The moderately enjoyable "Undercover Blues" plays like a big-screen, big-budget pilot for a TV series. As such, it could draw respectable coin from those seeking an undemanding, fun time at the movies, but the cartoony style and disconnected set pieces should play best on the homevideo/cable circuit.
The moderately enjoyable “Undercover Blues” plays like a big-screen, big-budget pilot for a TV series. As such, it could draw respectable coin from those seeking an undemanding, fun time at the movies, but the cartoony style and disconnected set pieces should play best on the homevideo/cable circuit.
Former spies Jane and Jeff Blue (Kathleen Turner, Dennis Quaid) are relaxing in New Orleans with their 11-month-old baby when they’re lured back into the espionage business to help foil an international terrorist ring led by Novacek (Fiona Shaw), who’s a cross between Lotte Lenya in “From Russia With Love” and Cruella de Vil.
The film spends about four of its 89 minutes on plot, with the rest devoted to comic scenes of Quaid and Turner playing kissy-face and cooing over their baby, fending off attackers, sidestepping the interrogations of the New Orleans police and brushing aside the assaults of persistent street mugger Muerte (Stanley Tucci, who garners the lion’s share of the laughs).
Script by first-timer Ian Abrams doesn’t cover any new ground, but aims at one of the most difficult targets — lighthearted fun — and achieves its goal. Story occasionally wanders off on tangents, but has some good scenes, such as Tucci in the alligator pit at the zoo.
However, the baby (played by little cutie pie Michelle Schuelke) is basically an accessory, adding little to the plot except novelty.
Herbert Ross’s camera setups are fine, and he keeps a consistent tone and a fast pace, but he evidently decided to forgo subtlety.
MGM is no doubt hoping for a new franchise here, but the modest stunts, fights and chases, juxtaposed against equally low-key family scenes, indicate film could more logically be translated to a TV series. The studio publicity may suggest comparisons to “The Thin Man,” but the pic’s style is more like “Hart to Hart.” Turner looks great and is immensely appealing, tossing off the comedy and jumping into the action scenes with equal ease. Quaid is OK, but isn’t up to her level, trying too hard to lay on the charm in the comedy scenes.
The always terrific Tucci just about steals the show as the self-styled tough guy. The usually dependable Larry Miller resorts to a “funny” voice and speech impediment as the latest in Hollywood’s long line of idiotic cops, while Obba Babatunde is fine as the latest in Hollywood’s long line of smart-but-dull black cops. Shaw seems to be having fun as the latest of Hollywood’s long line of terrorists with East European accents. With just a few lines, Jenifer Lewis makes a strong impression as a cab driver.

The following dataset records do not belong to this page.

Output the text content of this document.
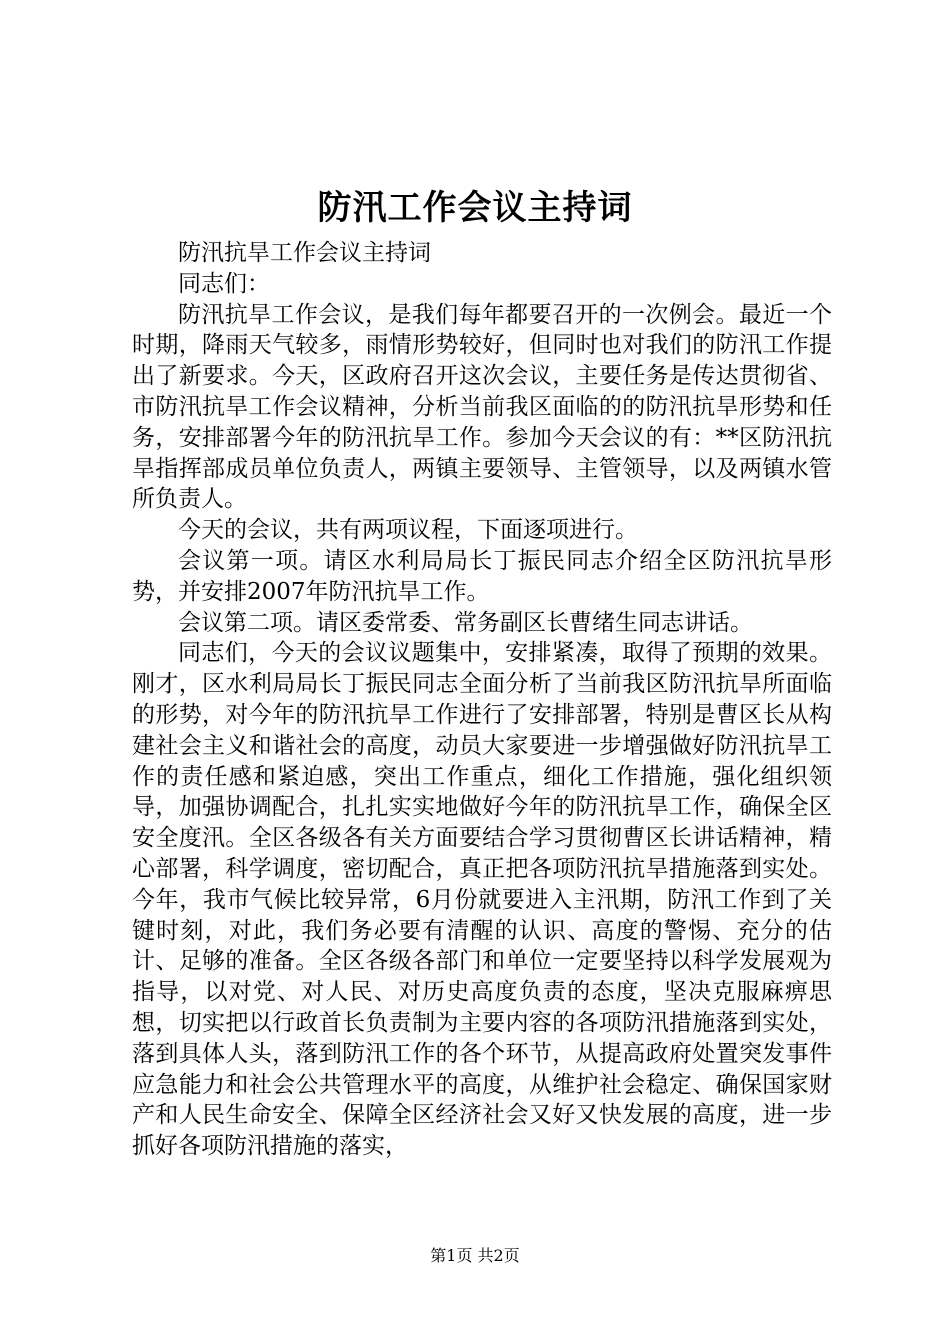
防汛工作会议主持词

防汛抗旱工作会议主持词

同志们：

防汛抗旱工作会议，是我们每年都要召开的一次例会。最近一个时期，降雨天气较多，雨情形势较好，但同时也对我们的防汛工作提出了新要求。今天，区政府召开这次会议，主要任务是传达贯彻省、市防汛抗旱工作会议精神，分析当前我区面临的的防汛抗旱形势和任务，安排部署今年的防汛抗旱工作。参加今天会议的有：**区防汛抗旱指挥部成员单位负责人，两镇主要领导、主管领导，以及两镇水管所负责人。

今天的会议，共有两项议程，下面逐项进行。

会议第一项。请区水利局局长丁振民同志介绍全区防汛抗旱形势，并安排2007年防汛抗旱工作。

会议第二项。请区委常委、常务副区长曹绪生同志讲话。

同志们，今天的会议议题集中，安排紧凑，取得了预期的效果。刚才，区水利局局长丁振民同志全面分析了当前我区防汛抗旱所面临的形势，对今年的防汛抗旱工作进行了安排部署，特别是曹区长从构建社会主义和谐社会的高度，动员大家要进一步增强做好防汛抗旱工作的责任感和紧迫感，突出工作重点，细化工作措施，强化组织领导，加强协调配合，扎扎实实地做好今年的防汛抗旱工作，确保全区安全度汛。全区各级各有关方面要结合学习贯彻曹区长讲话精神，精心部署，科学调度，密切配合，真正把各项防汛抗旱措施落到实处。今年，我市气候比较异常，6月份就要进入主汛期，防汛工作到了关键时刻，对此，我们务必要有清醒的认识、高度的警惕、充分的估计、足够的准备。全区各级各部门和单位一定要坚持以科学发展观为指导，以对党、对人民、对历史高度负责的态度，坚决克服麻痹思想，切实把以行政首长负责制为主要内容的各项防汛措施落到实处，落到具体人头，落到防汛工作的各个环节，从提高政府处置突发事件应急能力和社会公共管理水平的高度，从维护社会稳定、确保国家财产和人民生命安全、保障全区经济社会又好又快发展的高度，进一步抓好各项防汛措施的落实，

第1页 共2页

Film, smartly produced by Mike Lobell, is technically superior, notably with Priscilla Nedd-Friendly’s tight editing, an outstanding score by David Newman, and sharp cinematography and production design by, respectively, Donald E. Thorin and Ken Adam, who help New Orleans look appropriately irresistible.
Somebody unfortunately changed pic’s title from the coy-but-descriptive “Cloak and Diaper” to the current generic name. Maybe they can change it back for the pilot.